Disgruntled and irritated at my seatmate’s commentary I give her a quick once-over. Middle-aged and well dressed, the lady wears a look of condescension behind a pair of Burberry reading glasses. Deciding not to take the bait, I sweetly respond, “Why, yes, ma’am, I am. I’m an aspiring opera singer, on my way to audition for graduate school.”

“Ah, I see. Y’know, my daughter is majoring in biomedical engineering. She’s a senior in college now, but she wanted to be a professional singer when she was in high school. I told her that she couldn’t pursue music, because it’s just such an impractical degree and career path. I didn’t want to allow her to set herself up for failure later in life.”

Hot anger boils in my throat, and the be-khaki’d man on the aisle seems to notice his Bloody Mary and hummus wrap for the first time as he pretends not to hone in on our conversation. I take a deep breath and reply, “Believe it or not, ma’am, a conservatory education is a fantastic prerequisite for a career in the sciences and humanities. As a matter of fact, many people actually become doctors or lawyers after their musical training if they don’t go on to become professional musicians, and some even run arts management companies.” Ignoring her visible contempt, I continue. “Music majors are actually very competitive candidates in the job market, because hiring committees know that we are extremely disciplined, focused individuals who have excellent time-management skills and bring a ton of passion to the table.”

At this comment, the man on the aisle grins and turns to me, saying, “You are absolutely right. I’m the CEO of a Fortune 500 office supply company, and I always look to promote classically trained musicians and veterans to executive-level positions because I know that they’re some of the hardest working and dedicated individuals out there.”

The lady pales and drifts into a contemplative silence as the man and I converse for the remainder of our flight. Finally, as I reach into the overhead bin to retrieve my luggage, he hands me his business card. “If you’re looking for a job in five years,” he tells me, “give me a call. I will remember this conversation.”

While I did not anticipate a reaffirmation of my career choices that day, that discussion really spurred some deep introspection for me. Earlier that week, I had been embattled in an internal debate, as this was the first of seven grad school auditions that I would take throughout February and early March.
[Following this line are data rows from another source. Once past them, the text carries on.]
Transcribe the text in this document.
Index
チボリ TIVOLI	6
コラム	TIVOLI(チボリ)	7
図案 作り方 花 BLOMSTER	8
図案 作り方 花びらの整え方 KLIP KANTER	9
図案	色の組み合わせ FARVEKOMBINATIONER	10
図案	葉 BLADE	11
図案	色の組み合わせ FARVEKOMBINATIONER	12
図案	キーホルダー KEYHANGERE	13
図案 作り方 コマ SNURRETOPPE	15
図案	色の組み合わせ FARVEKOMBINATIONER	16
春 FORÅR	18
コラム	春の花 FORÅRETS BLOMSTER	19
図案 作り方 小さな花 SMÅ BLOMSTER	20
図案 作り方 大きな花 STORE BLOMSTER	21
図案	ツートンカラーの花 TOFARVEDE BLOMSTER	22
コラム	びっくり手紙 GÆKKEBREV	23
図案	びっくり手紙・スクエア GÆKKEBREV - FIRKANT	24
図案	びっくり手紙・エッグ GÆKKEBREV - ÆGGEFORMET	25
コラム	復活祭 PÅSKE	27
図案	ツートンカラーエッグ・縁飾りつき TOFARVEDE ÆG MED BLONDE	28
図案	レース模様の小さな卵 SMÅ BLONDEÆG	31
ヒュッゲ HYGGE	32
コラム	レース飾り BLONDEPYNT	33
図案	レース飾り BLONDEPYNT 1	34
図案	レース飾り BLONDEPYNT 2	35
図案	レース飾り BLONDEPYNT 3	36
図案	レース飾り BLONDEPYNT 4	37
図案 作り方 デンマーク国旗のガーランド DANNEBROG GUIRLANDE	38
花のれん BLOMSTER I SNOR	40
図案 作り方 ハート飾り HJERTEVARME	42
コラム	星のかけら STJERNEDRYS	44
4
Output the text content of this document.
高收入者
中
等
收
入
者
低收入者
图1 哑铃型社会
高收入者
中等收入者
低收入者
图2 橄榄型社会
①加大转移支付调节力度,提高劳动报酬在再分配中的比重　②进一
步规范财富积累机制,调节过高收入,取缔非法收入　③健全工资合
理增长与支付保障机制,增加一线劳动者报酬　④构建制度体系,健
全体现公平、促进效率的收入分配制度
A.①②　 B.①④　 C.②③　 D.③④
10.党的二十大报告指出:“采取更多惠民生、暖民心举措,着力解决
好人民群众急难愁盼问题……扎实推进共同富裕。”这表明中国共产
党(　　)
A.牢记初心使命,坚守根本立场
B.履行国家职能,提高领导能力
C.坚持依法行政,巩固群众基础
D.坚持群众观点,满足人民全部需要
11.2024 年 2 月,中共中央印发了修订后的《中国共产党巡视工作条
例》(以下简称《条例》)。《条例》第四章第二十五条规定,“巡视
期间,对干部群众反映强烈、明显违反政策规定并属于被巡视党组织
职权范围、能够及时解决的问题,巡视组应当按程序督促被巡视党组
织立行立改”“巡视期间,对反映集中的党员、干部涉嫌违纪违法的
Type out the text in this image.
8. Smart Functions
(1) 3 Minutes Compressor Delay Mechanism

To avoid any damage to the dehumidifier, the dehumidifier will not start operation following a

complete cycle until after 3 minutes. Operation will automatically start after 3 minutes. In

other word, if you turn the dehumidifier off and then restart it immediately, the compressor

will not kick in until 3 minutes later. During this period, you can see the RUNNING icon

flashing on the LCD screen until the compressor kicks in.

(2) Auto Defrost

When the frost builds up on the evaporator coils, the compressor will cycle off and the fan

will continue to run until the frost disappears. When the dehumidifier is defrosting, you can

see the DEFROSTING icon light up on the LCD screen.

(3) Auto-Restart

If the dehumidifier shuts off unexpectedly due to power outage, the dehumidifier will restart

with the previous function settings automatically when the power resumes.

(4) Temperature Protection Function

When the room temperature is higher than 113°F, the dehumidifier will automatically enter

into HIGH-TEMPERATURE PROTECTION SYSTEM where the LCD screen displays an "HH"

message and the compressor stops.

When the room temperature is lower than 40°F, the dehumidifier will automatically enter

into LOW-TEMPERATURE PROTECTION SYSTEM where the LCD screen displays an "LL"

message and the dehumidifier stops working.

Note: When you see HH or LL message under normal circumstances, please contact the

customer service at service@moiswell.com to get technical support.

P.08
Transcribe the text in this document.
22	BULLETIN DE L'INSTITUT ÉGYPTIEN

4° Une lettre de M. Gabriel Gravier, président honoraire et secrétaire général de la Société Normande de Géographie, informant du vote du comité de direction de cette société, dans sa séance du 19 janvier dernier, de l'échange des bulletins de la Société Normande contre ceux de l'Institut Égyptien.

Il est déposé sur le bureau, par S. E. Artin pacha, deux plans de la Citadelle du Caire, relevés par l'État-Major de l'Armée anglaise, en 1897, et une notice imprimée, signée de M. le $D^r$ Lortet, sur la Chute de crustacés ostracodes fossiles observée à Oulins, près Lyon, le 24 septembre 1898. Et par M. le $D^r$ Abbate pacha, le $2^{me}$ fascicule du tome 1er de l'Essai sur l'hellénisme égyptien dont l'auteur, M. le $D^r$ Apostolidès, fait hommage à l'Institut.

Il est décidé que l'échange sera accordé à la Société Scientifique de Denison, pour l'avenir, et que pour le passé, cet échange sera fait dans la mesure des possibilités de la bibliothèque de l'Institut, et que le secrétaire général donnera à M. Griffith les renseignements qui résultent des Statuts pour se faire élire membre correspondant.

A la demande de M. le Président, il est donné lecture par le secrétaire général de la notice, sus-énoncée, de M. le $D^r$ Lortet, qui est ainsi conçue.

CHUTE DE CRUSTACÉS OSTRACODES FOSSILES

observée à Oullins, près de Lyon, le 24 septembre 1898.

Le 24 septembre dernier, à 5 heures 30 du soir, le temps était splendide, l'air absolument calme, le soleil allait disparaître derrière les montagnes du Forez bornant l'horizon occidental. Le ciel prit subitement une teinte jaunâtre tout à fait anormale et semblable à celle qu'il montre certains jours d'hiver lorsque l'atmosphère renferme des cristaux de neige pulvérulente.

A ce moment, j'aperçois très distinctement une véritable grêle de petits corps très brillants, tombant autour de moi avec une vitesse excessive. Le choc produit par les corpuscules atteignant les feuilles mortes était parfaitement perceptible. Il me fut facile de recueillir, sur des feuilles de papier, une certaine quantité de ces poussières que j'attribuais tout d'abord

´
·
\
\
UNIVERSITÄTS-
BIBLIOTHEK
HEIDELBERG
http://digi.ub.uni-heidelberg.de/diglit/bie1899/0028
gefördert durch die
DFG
Anxiety filled my mind and disturbed my dreams at night, and I lay awake, asking myself over and over, what if I’m not good enough? What if I don’t get in anywhere?  What if I’m really not cut out for a performance career? What if I should just give up and switch directions?

Through talking to that woman and having to defend my decision to come to NEC just four years ago, I realized that I’m not making the wrong choice in pursuing my musical dreams. While my five-week audition tour was extremely stressful and pushed me to my emotional and physical limits, it provided me an opportunity to learn that I have a musical story to tell and I’m at my best when I’m telling it. For no other career would I be willing to leave the warmth of my house at 3:00 am on a Friday morning to fly to a far-distant city. No other profession would inspire me to stand up in front of a room full of people and bare my soul. And, most importantly, no other job could possibly fill me with as much anxiety over the possibility of rejection.

With this in mind, dear reader, do not lose heart. The musical journey that we chose is difficult, and the road ahead is stony; you may occasionally lose the path as you lay awake in the wee hours of the morning this March and check your email for the seven hundredth time in a day to see if any results have come in. Consider the fact that, if you did not feel pain or stress, you would not be emotionally connected to your craft. Make yourself a warm beverage and take a deep breath. Remind yourself that regardless of whether you get into that summer festival or grad school, life will go on and more opportunities will soon follow. What may appear to be an insurmountable snow drift right now will melt to charming puddles in just a few short weeks. After all, you made it through the blizzard – spring is just around the corner.